Transitioning from legacy media interfaces to IP workflows presents opportunities and challenges for media professionals. While IP networks offer unparalleled power and flexibility for media transport, they require meticulous planning and execution to ensure seamless and secure content transmission.

Throughout this article, we delved into three critical challenges when sending linear transport streams over IP networks, particularly when reaching out to remote locations. We explored the importance of network segregation, the risks of misconfiguration, and the necessity of guarding against cyber attacks. To overcome these hurdles, we discovered the value of implementing media-specific firewalls tailored to handle media networks’ unique demands, ensuring wire-speed throughput, stateful connections, and constant monitoring without jitter.

Furthermore, we highlighted the groundbreaking work of SMPTE in standardising Trust Boundaries for media content delivery over IP. This initiative addresses the limitations of traditional IT firewalls. It paves the way for secure, efficient, and reliable media transport in the digital age.

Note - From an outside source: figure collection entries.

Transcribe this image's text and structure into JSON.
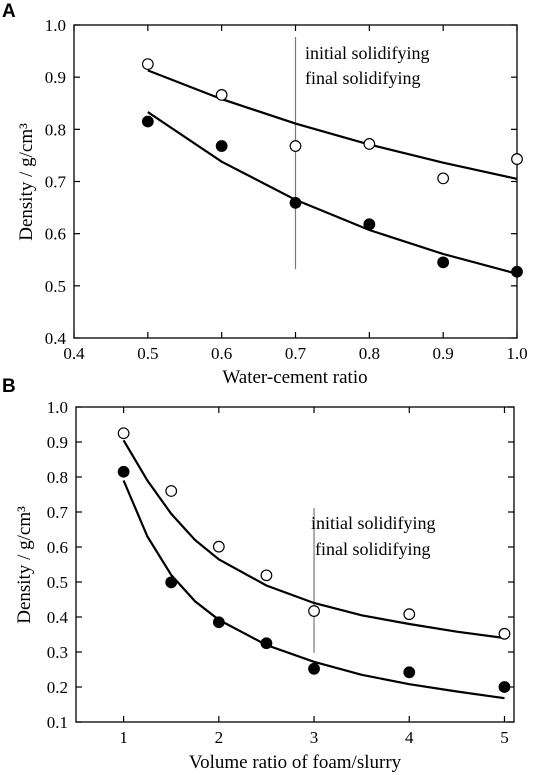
{
  "chart_data": [
    {
      "panel_label": "A",
      "type": "scatter",
      "xlabel": "Water-cement ratio",
      "ylabel": "Density / g/cm³",
      "xlim": [
        0.4,
        1.0
      ],
      "ylim": [
        0.4,
        1.0
      ],
      "xticks": [
        0.4,
        0.5,
        0.6,
        0.7,
        0.8,
        0.9,
        1.0
      ],
      "yticks": [
        0.4,
        0.5,
        0.6,
        0.7,
        0.8,
        0.9,
        1.0
      ],
      "tick_decimals": 1,
      "marker_x": 0.7,
      "legend": [
        "initial solidifying",
        "final solidifying"
      ],
      "series": [
        {
          "name": "initial solidifying",
          "marker": "open-circle",
          "x": [
            0.5,
            0.6,
            0.7,
            0.8,
            0.9,
            1.0
          ],
          "y": [
            0.925,
            0.866,
            0.768,
            0.772,
            0.706,
            0.743
          ],
          "fit": {
            "x": [
              0.5,
              0.6,
              0.7,
              0.8,
              0.9,
              1.0
            ],
            "y": [
              0.913,
              0.858,
              0.811,
              0.771,
              0.736,
              0.705
            ]
          }
        },
        {
          "name": "final solidifying",
          "marker": "filled-circle",
          "x": [
            0.5,
            0.6,
            0.7,
            0.8,
            0.9,
            1.0
          ],
          "y": [
            0.815,
            0.768,
            0.659,
            0.618,
            0.545,
            0.527
          ],
          "fit": {
            "x": [
              0.5,
              0.6,
              0.7,
              0.8,
              0.9,
              1.0
            ],
            "y": [
              0.833,
              0.738,
              0.665,
              0.607,
              0.561,
              0.523
            ]
          }
        }
      ]
    },
    {
      "panel_label": "B",
      "type": "scatter",
      "xlabel": "Volume ratio of foam/slurry",
      "ylabel": "Density / g/cm³",
      "xlim": [
        0.5,
        5.1
      ],
      "ylim": [
        0.1,
        1.0
      ],
      "xticks": [
        1,
        2,
        3,
        4,
        5
      ],
      "yticks": [
        0.1,
        0.2,
        0.3,
        0.4,
        0.5,
        0.6,
        0.7,
        0.8,
        0.9,
        1.0
      ],
      "tick_decimals_x": 0,
      "tick_decimals": 1,
      "marker_x": 3,
      "legend": [
        "initial solidifying",
        "final solidifying"
      ],
      "series": [
        {
          "name": "initial solidifying",
          "marker": "open-circle",
          "x": [
            1,
            1.5,
            2,
            2.5,
            3,
            4,
            5
          ],
          "y": [
            0.925,
            0.76,
            0.601,
            0.519,
            0.417,
            0.408,
            0.352
          ],
          "fit": {
            "x": [
              1,
              1.25,
              1.5,
              1.75,
              2,
              2.5,
              3,
              3.5,
              4,
              4.5,
              5
            ],
            "y": [
              0.905,
              0.79,
              0.695,
              0.62,
              0.565,
              0.49,
              0.44,
              0.405,
              0.38,
              0.358,
              0.34
            ]
          }
        },
        {
          "name": "final solidifying",
          "marker": "filled-circle",
          "x": [
            1,
            1.5,
            2,
            2.5,
            3,
            4,
            5
          ],
          "y": [
            0.815,
            0.499,
            0.385,
            0.325,
            0.252,
            0.242,
            0.2
          ],
          "fit": {
            "x": [
              1,
              1.25,
              1.5,
              1.75,
              2,
              2.5,
              3,
              3.5,
              4,
              4.5,
              5
            ],
            "y": [
              0.79,
              0.63,
              0.52,
              0.445,
              0.392,
              0.32,
              0.272,
              0.235,
              0.208,
              0.187,
              0.168
            ]
          }
        }
      ]
    }
  ]
}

As the industry evolves, embracing these innovative solutions and standards will be crucial for safeguarding valuable media content and maintaining the integrity of IP-based workflows. Together, we can leverage the power of IP networks while upholding the highest security and performance standards. Let’s embark on this transformative journey, supporting one another and learning from our shared experiences as we shape the future of media transport in the ever-changing landscape of technology and creativity.